Filed under: Uncategorized — wykes @ 10:15 pm

  As with all royalty, there are secrets regarding the Queen Anne’s Lace that may never be resolved. The public persona of this common plant, however, is very clear. You’ll see the familiar white blossoms gracing nearly every roadway and un-mowed field. She is found in your garden as both crop and uninvited weed.  She is better known to commoners throughout the world as the Wild Carrot (Daucus carota) – the progenitor of the domestic garden carrot.

  Just in case you don’t know what I am talking about, here’s a picture of one of the flowering umbels of this plant (also, for further reference, here’s a link to a great website dedicated to it). The Wild Carrot has few of the obvious qualities of its domestic spawn – the Bugs Bunny Carrot. The familiar orange garden carrot is the result of intense genetic selection which focused on the root portion of the wild plant. The name “carota” means red in the Celtic tongue and comes from the red/orange pigments that make a carrot root so noble and carroty. The original wild plant is still with us and it has traveled across the globe where ever people have tread. It has a long white root, not an orange one, which is rather stringy in texture. You’ll need to pull it up out of the ground and give it a squeeze or a snap to allow the distinctive carrot smell to issue forth and proclaim its blue bloodness.  
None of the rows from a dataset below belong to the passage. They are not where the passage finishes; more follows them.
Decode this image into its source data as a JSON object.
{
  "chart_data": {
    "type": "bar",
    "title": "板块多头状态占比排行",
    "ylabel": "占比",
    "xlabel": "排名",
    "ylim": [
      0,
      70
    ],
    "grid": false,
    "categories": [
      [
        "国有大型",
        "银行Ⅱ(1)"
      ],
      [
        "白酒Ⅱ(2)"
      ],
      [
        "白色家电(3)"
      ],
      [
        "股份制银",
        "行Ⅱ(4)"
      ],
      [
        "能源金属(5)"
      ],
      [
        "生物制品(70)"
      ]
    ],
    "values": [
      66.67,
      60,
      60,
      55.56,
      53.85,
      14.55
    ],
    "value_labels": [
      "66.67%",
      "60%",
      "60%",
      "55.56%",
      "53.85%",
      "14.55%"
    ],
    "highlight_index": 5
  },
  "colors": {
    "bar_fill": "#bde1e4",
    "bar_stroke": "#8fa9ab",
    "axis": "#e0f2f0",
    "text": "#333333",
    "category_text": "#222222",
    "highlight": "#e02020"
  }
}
  All of this domestic talk is fine, but let’s get to the scandalous part. There is a mysterious stain within the bloom and an uncertainty within the name.
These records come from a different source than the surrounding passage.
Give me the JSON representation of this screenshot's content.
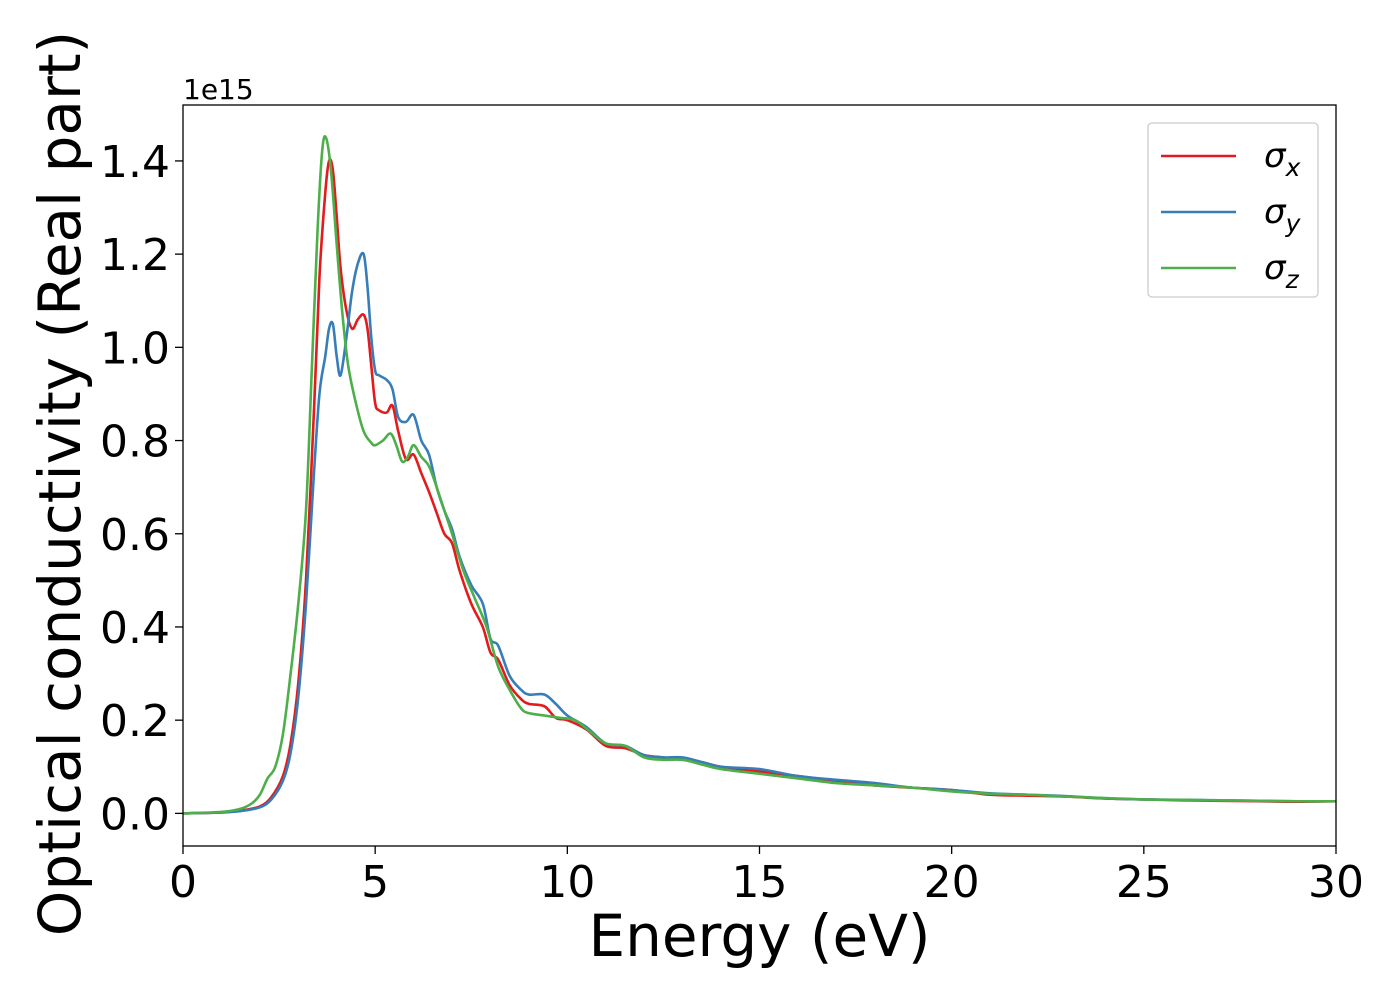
{
  "chart_data": {
    "type": "line",
    "xlabel": "Energy (eV)",
    "ylabel": "Optical conductivity (Real part)",
    "y_offset_label": "1e15",
    "xlim": [
      0,
      30
    ],
    "ylim": [
      -0.07,
      1.52
    ],
    "y_scale_factor": 1000000000000000.0,
    "x_ticks": [
      0,
      5,
      10,
      15,
      20,
      25,
      30
    ],
    "x_tick_labels": [
      "0",
      "5",
      "10",
      "15",
      "20",
      "25",
      "30"
    ],
    "y_ticks": [
      0.0,
      0.2,
      0.4,
      0.6,
      0.8,
      1.0,
      1.2,
      1.4
    ],
    "y_tick_labels": [
      "0.0",
      "0.2",
      "0.4",
      "0.6",
      "0.8",
      "1.0",
      "1.2",
      "1.4"
    ],
    "grid": false,
    "legend_position": "top-right",
    "series": [
      {
        "name": "σx",
        "legend_symbol": "σ",
        "legend_sub": "x",
        "color": "#e41a1c",
        "x": [
          0,
          1,
          1.5,
          2,
          2.3,
          2.6,
          2.8,
          3.0,
          3.2,
          3.4,
          3.55,
          3.7,
          3.8,
          3.9,
          4.0,
          4.1,
          4.25,
          4.4,
          4.55,
          4.7,
          4.8,
          4.9,
          5.0,
          5.1,
          5.3,
          5.45,
          5.6,
          5.8,
          6.0,
          6.2,
          6.4,
          6.6,
          6.8,
          7.0,
          7.2,
          7.5,
          7.8,
          8.0,
          8.2,
          8.5,
          8.8,
          9.0,
          9.4,
          9.7,
          10.0,
          10.5,
          11.0,
          11.5,
          12.0,
          12.5,
          13.0,
          13.5,
          14.0,
          15.0,
          16.0,
          17.0,
          18.0,
          19.0,
          20.0,
          21.0,
          22.0,
          23.0,
          24.0,
          25.0,
          26.0,
          27.0,
          28.0,
          29.0,
          30.0
        ],
        "y": [
          0.0,
          0.002,
          0.006,
          0.015,
          0.035,
          0.08,
          0.15,
          0.28,
          0.5,
          0.85,
          1.15,
          1.33,
          1.4,
          1.38,
          1.28,
          1.17,
          1.08,
          1.04,
          1.06,
          1.07,
          1.04,
          0.96,
          0.88,
          0.865,
          0.86,
          0.875,
          0.82,
          0.76,
          0.77,
          0.73,
          0.69,
          0.645,
          0.6,
          0.58,
          0.52,
          0.45,
          0.4,
          0.345,
          0.33,
          0.275,
          0.245,
          0.235,
          0.23,
          0.205,
          0.2,
          0.18,
          0.145,
          0.14,
          0.125,
          0.12,
          0.115,
          0.11,
          0.1,
          0.09,
          0.08,
          0.07,
          0.06,
          0.055,
          0.05,
          0.04,
          0.038,
          0.036,
          0.032,
          0.03,
          0.028,
          0.027,
          0.026,
          0.025,
          0.026
        ]
      },
      {
        "name": "σy",
        "legend_symbol": "σ",
        "legend_sub": "y",
        "color": "#377eb8",
        "x": [
          0,
          1,
          1.5,
          2,
          2.3,
          2.6,
          2.8,
          3.0,
          3.2,
          3.4,
          3.55,
          3.7,
          3.8,
          3.9,
          4.0,
          4.1,
          4.25,
          4.4,
          4.55,
          4.7,
          4.8,
          4.9,
          5.0,
          5.1,
          5.3,
          5.45,
          5.6,
          5.8,
          6.0,
          6.2,
          6.4,
          6.6,
          6.8,
          7.0,
          7.2,
          7.5,
          7.8,
          8.0,
          8.2,
          8.5,
          8.8,
          9.0,
          9.4,
          9.7,
          10.0,
          10.5,
          11.0,
          11.5,
          12.0,
          12.5,
          13.0,
          13.5,
          14.0,
          15.0,
          16.0,
          17.0,
          18.0,
          19.0,
          20.0,
          21.0,
          22.0,
          23.0,
          24.0,
          25.0,
          26.0,
          27.0,
          28.0,
          29.0,
          30.0
        ],
        "y": [
          0.0,
          0.002,
          0.005,
          0.013,
          0.03,
          0.07,
          0.13,
          0.25,
          0.45,
          0.72,
          0.9,
          0.98,
          1.04,
          1.05,
          0.98,
          0.94,
          1.02,
          1.12,
          1.18,
          1.2,
          1.13,
          1.02,
          0.95,
          0.94,
          0.93,
          0.91,
          0.85,
          0.84,
          0.855,
          0.8,
          0.77,
          0.7,
          0.65,
          0.61,
          0.55,
          0.49,
          0.45,
          0.375,
          0.36,
          0.295,
          0.265,
          0.255,
          0.255,
          0.235,
          0.21,
          0.185,
          0.15,
          0.145,
          0.125,
          0.12,
          0.12,
          0.11,
          0.1,
          0.095,
          0.08,
          0.072,
          0.065,
          0.055,
          0.05,
          0.043,
          0.04,
          0.037,
          0.032,
          0.03,
          0.029,
          0.028,
          0.027,
          0.026,
          0.026
        ]
      },
      {
        "name": "σz",
        "legend_symbol": "σ",
        "legend_sub": "z",
        "color": "#4daf4a",
        "x": [
          0,
          1,
          1.5,
          1.8,
          2.0,
          2.2,
          2.4,
          2.6,
          2.8,
          3.0,
          3.2,
          3.35,
          3.5,
          3.62,
          3.72,
          3.85,
          4.0,
          4.15,
          4.3,
          4.5,
          4.7,
          4.9,
          5.0,
          5.2,
          5.4,
          5.55,
          5.7,
          5.85,
          6.0,
          6.2,
          6.4,
          6.6,
          6.8,
          7.0,
          7.3,
          7.6,
          7.9,
          8.2,
          8.5,
          8.8,
          9.0,
          9.4,
          9.8,
          10.2,
          10.6,
          11.0,
          11.5,
          12.0,
          12.5,
          13.0,
          13.5,
          14.0,
          15.0,
          16.0,
          17.0,
          18.0,
          19.0,
          20.0,
          21.0,
          22.0,
          23.0,
          24.0,
          25.0,
          26.0,
          27.0,
          28.0,
          29.0,
          30.0
        ],
        "y": [
          0.0,
          0.003,
          0.01,
          0.022,
          0.04,
          0.075,
          0.1,
          0.17,
          0.3,
          0.45,
          0.65,
          0.95,
          1.25,
          1.42,
          1.45,
          1.38,
          1.22,
          1.07,
          0.96,
          0.88,
          0.82,
          0.795,
          0.79,
          0.8,
          0.815,
          0.79,
          0.755,
          0.765,
          0.79,
          0.765,
          0.745,
          0.7,
          0.65,
          0.6,
          0.52,
          0.46,
          0.4,
          0.315,
          0.265,
          0.225,
          0.215,
          0.21,
          0.205,
          0.2,
          0.175,
          0.15,
          0.145,
          0.12,
          0.115,
          0.115,
          0.105,
          0.095,
          0.085,
          0.075,
          0.065,
          0.06,
          0.055,
          0.047,
          0.042,
          0.04,
          0.036,
          0.033,
          0.03,
          0.029,
          0.028,
          0.027,
          0.026,
          0.026
        ]
      }
    ]
  }
}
   I used the term “umbel” when pointing out the flower of the Q.A.L., so I’d better explain. An umbel is the botanical term for a flat-topped cluster of flowers. The Queen Anne’s Lace is a classic example of such a thing. The flower head cluster is actually made up of 1,000 to 40,000 individual white flowers. As a whole they take on the form of a delicate white lace doily and this is the reason for the Queen Anne’s Lace moniker.
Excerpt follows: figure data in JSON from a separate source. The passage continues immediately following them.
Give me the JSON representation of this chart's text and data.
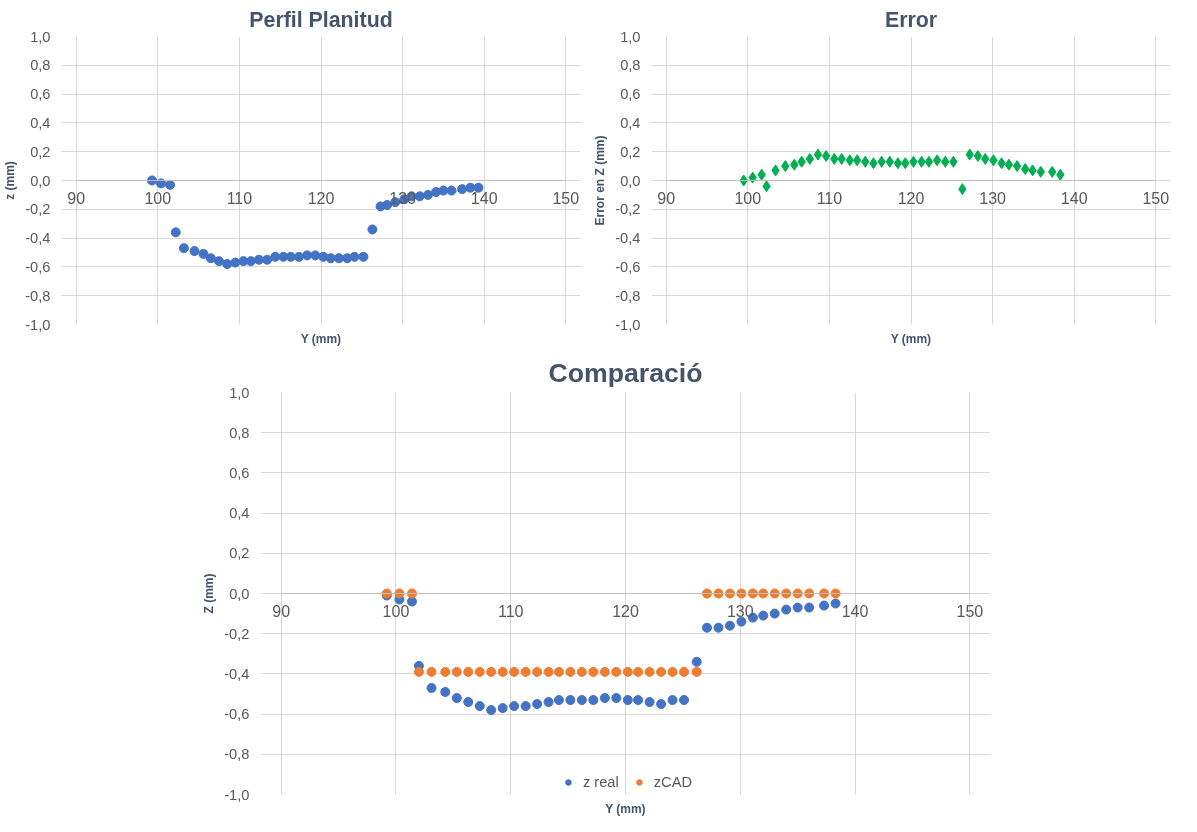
{
  "chart_data": [
    {
      "type": "scatter",
      "title": "Perfil Planitud",
      "xlabel": "Y (mm)",
      "ylabel": "z (mm)",
      "marker": "circle",
      "grid": true,
      "legend": false,
      "xlim": [
        90,
        150
      ],
      "xticks": [
        90,
        100,
        110,
        120,
        130,
        140,
        150
      ],
      "ylim": [
        -1.0,
        1.0
      ],
      "yticks": [
        {
          "value": -1.0,
          "label": "-1,0"
        },
        {
          "value": -0.8,
          "label": "-0,8"
        },
        {
          "value": -0.6,
          "label": "-0,6"
        },
        {
          "value": -0.4,
          "label": "-0,4"
        },
        {
          "value": -0.2,
          "label": "-0,2"
        },
        {
          "value": 0.0,
          "label": "0,0"
        },
        {
          "value": 0.2,
          "label": "0,2"
        },
        {
          "value": 0.4,
          "label": "0,4"
        },
        {
          "value": 0.6,
          "label": "0,6"
        },
        {
          "value": 0.8,
          "label": "0,8"
        },
        {
          "value": 1.0,
          "label": "1,0"
        }
      ],
      "series": [
        {
          "color": "#4472c4",
          "x": [
            99.3,
            100.4,
            101.5,
            102.2,
            103.2,
            104.5,
            105.6,
            106.5,
            107.5,
            108.5,
            109.5,
            110.5,
            111.4,
            112.4,
            113.4,
            114.4,
            115.4,
            116.3,
            117.3,
            118.3,
            119.3,
            120.3,
            121.2,
            122.2,
            123.2,
            124.1,
            125.2,
            126.3,
            127.3,
            128.1,
            129.1,
            130.2,
            131.1,
            132.1,
            133.1,
            134.1,
            135.0,
            136.0,
            137.3,
            138.3,
            139.3
          ],
          "values": [
            0.0,
            -0.02,
            -0.03,
            -0.36,
            -0.47,
            -0.49,
            -0.51,
            -0.54,
            -0.56,
            -0.58,
            -0.57,
            -0.56,
            -0.56,
            -0.55,
            -0.55,
            -0.53,
            -0.53,
            -0.53,
            -0.53,
            -0.52,
            -0.52,
            -0.53,
            -0.54,
            -0.54,
            -0.54,
            -0.53,
            -0.53,
            -0.34,
            -0.18,
            -0.17,
            -0.15,
            -0.13,
            -0.11,
            -0.11,
            -0.1,
            -0.08,
            -0.07,
            -0.07,
            -0.06,
            -0.05,
            -0.05
          ]
        }
      ]
    },
    {
      "type": "scatter",
      "title": "Error",
      "xlabel": "Y (mm)",
      "ylabel": "Error en Z (mm)",
      "marker": "diamond",
      "grid": true,
      "legend": false,
      "xlim": [
        90,
        150
      ],
      "xticks": [
        90,
        100,
        110,
        120,
        130,
        140,
        150
      ],
      "ylim": [
        -1.0,
        1.0
      ],
      "yticks": [
        {
          "value": -1.0,
          "label": "-1,0"
        },
        {
          "value": -0.8,
          "label": "-0,8"
        },
        {
          "value": -0.6,
          "label": "-0,6"
        },
        {
          "value": -0.4,
          "label": "-0,4"
        },
        {
          "value": -0.2,
          "label": "-0,2"
        },
        {
          "value": 0.0,
          "label": "0,0"
        },
        {
          "value": 0.2,
          "label": "0,2"
        },
        {
          "value": 0.4,
          "label": "0,4"
        },
        {
          "value": 0.6,
          "label": "0,6"
        },
        {
          "value": 0.8,
          "label": "0,8"
        },
        {
          "value": 1.0,
          "label": "1,0"
        }
      ],
      "series": [
        {
          "color": "#00b050",
          "x": [
            99.5,
            100.6,
            101.7,
            102.3,
            103.4,
            104.6,
            105.7,
            106.6,
            107.6,
            108.6,
            109.6,
            110.6,
            111.5,
            112.5,
            113.4,
            114.4,
            115.4,
            116.4,
            117.4,
            118.4,
            119.3,
            120.3,
            121.3,
            122.2,
            123.2,
            124.2,
            125.2,
            126.3,
            127.2,
            128.2,
            129.1,
            130.1,
            131.1,
            132.0,
            133.0,
            134.0,
            134.9,
            135.9,
            137.3,
            138.3
          ],
          "values": [
            0.0,
            0.02,
            0.04,
            -0.04,
            0.07,
            0.1,
            0.11,
            0.13,
            0.15,
            0.18,
            0.17,
            0.15,
            0.15,
            0.14,
            0.14,
            0.13,
            0.12,
            0.13,
            0.13,
            0.12,
            0.12,
            0.13,
            0.13,
            0.13,
            0.14,
            0.13,
            0.13,
            -0.06,
            0.18,
            0.17,
            0.15,
            0.14,
            0.12,
            0.11,
            0.1,
            0.08,
            0.07,
            0.06,
            0.06,
            0.04
          ]
        }
      ]
    },
    {
      "type": "scatter",
      "title": "Comparació",
      "xlabel": "Y (mm)",
      "ylabel": "Z (mm)",
      "marker": "circle",
      "grid": true,
      "legend": "bottom",
      "xlim": [
        90,
        150
      ],
      "xticks": [
        90,
        100,
        110,
        120,
        130,
        140,
        150
      ],
      "ylim": [
        -1.0,
        1.0
      ],
      "yticks": [
        {
          "value": -1.0,
          "label": "-1,0"
        },
        {
          "value": -0.8,
          "label": "-0,8"
        },
        {
          "value": -0.6,
          "label": "-0,6"
        },
        {
          "value": -0.4,
          "label": "-0,4"
        },
        {
          "value": -0.2,
          "label": "-0,2"
        },
        {
          "value": 0.0,
          "label": "0,0"
        },
        {
          "value": 0.2,
          "label": "0,2"
        },
        {
          "value": 0.4,
          "label": "0,4"
        },
        {
          "value": 0.6,
          "label": "0,6"
        },
        {
          "value": 0.8,
          "label": "0,8"
        },
        {
          "value": 1.0,
          "label": "1,0"
        }
      ],
      "x": [
        99.2,
        100.3,
        101.4,
        102.0,
        103.1,
        104.3,
        105.3,
        106.3,
        107.3,
        108.3,
        109.3,
        110.3,
        111.3,
        112.3,
        113.3,
        114.2,
        115.2,
        116.2,
        117.2,
        118.2,
        119.2,
        120.2,
        121.1,
        122.1,
        123.1,
        124.1,
        125.1,
        126.2,
        127.1,
        128.1,
        129.1,
        130.1,
        131.1,
        132.0,
        133.0,
        134.0,
        135.0,
        136.0,
        137.3,
        138.3
      ],
      "series": [
        {
          "name": "z real",
          "color": "#4472c4",
          "values": [
            -0.01,
            -0.03,
            -0.04,
            -0.36,
            -0.47,
            -0.49,
            -0.52,
            -0.54,
            -0.56,
            -0.58,
            -0.57,
            -0.56,
            -0.56,
            -0.55,
            -0.54,
            -0.53,
            -0.53,
            -0.53,
            -0.53,
            -0.52,
            -0.52,
            -0.53,
            -0.53,
            -0.54,
            -0.55,
            -0.53,
            -0.53,
            -0.34,
            -0.17,
            -0.17,
            -0.16,
            -0.14,
            -0.12,
            -0.11,
            -0.1,
            -0.08,
            -0.07,
            -0.07,
            -0.06,
            -0.05
          ]
        },
        {
          "name": "zCAD",
          "color": "#ed7d31",
          "values": [
            0.0,
            0.0,
            0.0,
            -0.39,
            -0.39,
            -0.39,
            -0.39,
            -0.39,
            -0.39,
            -0.39,
            -0.39,
            -0.39,
            -0.39,
            -0.39,
            -0.39,
            -0.39,
            -0.39,
            -0.39,
            -0.39,
            -0.39,
            -0.39,
            -0.39,
            -0.39,
            -0.39,
            -0.39,
            -0.39,
            -0.39,
            -0.39,
            0.0,
            0.0,
            0.0,
            0.0,
            0.0,
            0.0,
            0.0,
            0.0,
            0.0,
            0.0,
            0.0,
            0.0
          ]
        }
      ]
    }
  ]
}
  The controversy about the name regards exactly which Queen Anne we are talking about. In some parts of the world, the lace making queen in question is Anne Stuart.  This Anne assumed the English throne in 1702 (see a picture here). In her portraits she doesn’t appear to be especially lacey or delicate, but she apparently engaged in lace making.  In other parts of the world, the Queen Anne name refers to the mother of the Virgin Mary and the Mother-in-law of Jesus. Among Saint Anne’s many patronages, lace-makers hold her in special regard.

  The English Queen was Anglican – ascending to the throne due to the Settlement Act intended to exclude Roman Catholics. Saint Anne is revered in the Catholic Church and has an especially devout following among the French Canadian population of North America (St. Anne’s parish being the oldest in Michigan).  So, it appears that this name thing may boil down to religious preference.

  Take a good close look at each umbel of the Wild Carrot (note the use of this neutral name in light of the above discussion) and you’ll see that there is a single odd purple flower at the very center (see here).  This misshapen and sterile bloom looks like a drop of dried blood on the lace. The “rest of the story” – as Paul Harvey would say – is that our royal lace maker (whoever she was) accidentally pricked her finger and a precious drop of her blood dripped onto the center. The lacey flowers forever bear this permanent mark as a reminder of the incident.

  I’d like to resolve this thing with a nice tidy answer revolving around this weird little purple androgynous flower, but I can’t.  It would be nice to say that the royal purple surely represents the English Queen, but equally as nifty to say that one drop of Saint Anne’s blood would be far more significant that that of Anne Stuart. I would like to say that the purple center bloom is there to attract insects. From a distance, the dark flower does make it appear that an insect is on the flower cluster.  Some have argued that this encourages other insects to come and nectar – a decoy of sorts. Unfortunately, this has not been proven and the reason for the structure is unknown.

  DNA will not help us in this quest to determine the mystery behind the tiny blood drop on the white lace.  It is royal blood and that will have to hold us for now.